Sorry if that writing is too incoherent. It didn’t make much sense the first time I wrote it, and I just tried to quickly rewrite it. But I felt I should explain more of what I was meaning.
If you are saying that wondering “is it worth it?” is not actually asking for information but just another feeling caused by depression, which is basically what you wrote, then yes, I understand. And that while I should value my own thoughts, feeling miserable could change the way I see things and I should try to ask others for their opinion and see how it fits in with my own reasoning? How do I go about doing that? Looking up things written in Google and asking people what their thoughts are.. on the meaning of life?..
Savanna_ wrote: And that while I should value my own thoughts, feeling miserable could change the way I see things and I should try to ask others for their opinion and see how it fits in with my own reasoning?

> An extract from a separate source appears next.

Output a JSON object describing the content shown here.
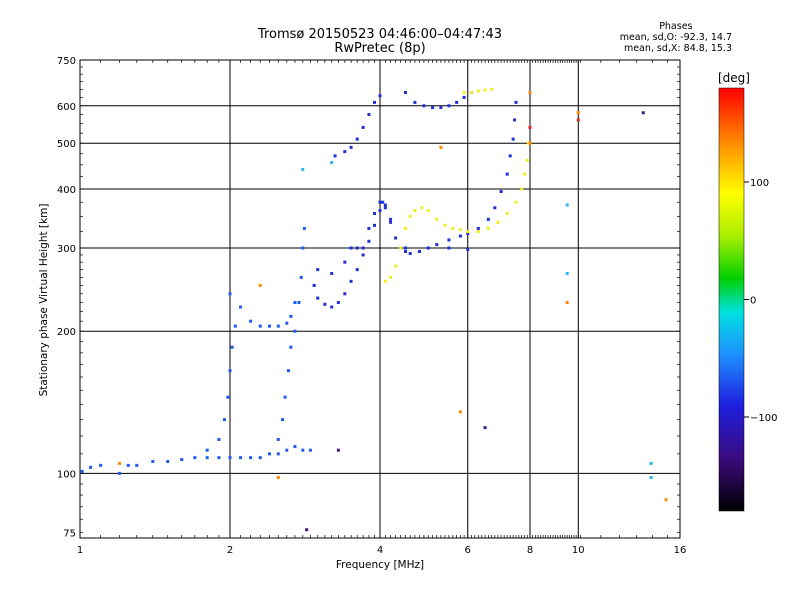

No, if you can identify anything you wish to achieve but don’t really know how, such as, the example I was using before, “overcome depression”, it is usually your own thoughts and feelings that hold you trapped, so while it is important to honor them as being uniquely your thoughts and feelings, their relation to enacting a solution is more as a stumbling block, or something that would prevent you from understanding what the people are saying who are presenting solutions. But you just go on the principle of fiction. It is possible to have willing suspension of disbelief, which is to say that it is possible to really believe in completely contradictory visions of reality. So that’s how you enact a solution that is beyond your own belief system, you find someone with the answers, enact a willing suspension of disbelief so that your beliefs don’t sabotage the process too much, and try to learn — not through reasoning and seeing whose logic will win, but by following with your imagination, the guidance of people who may have solutions and answers that you don’t have. It’s not a philosophical thing at all, just find every solution out there about an issue and absorb them until it all brings the solution into your life.
Why was I suicidal? I was at university and struggling with life in general. I have Asperger’s Syndrome. When I was young I struggled with relationships as I didn’t know what was acceptable and what was not. I suspect I was a pain for others to engage with too!
I became a Christian because I went to a church (so what!), saw people worshipping (so what!)… but God was there (I so wanted God!). I have found God to be good, even though He sometimes wants me to do things I don’t want to do. (As God, he knows better than I do and things work out better when I am obedient).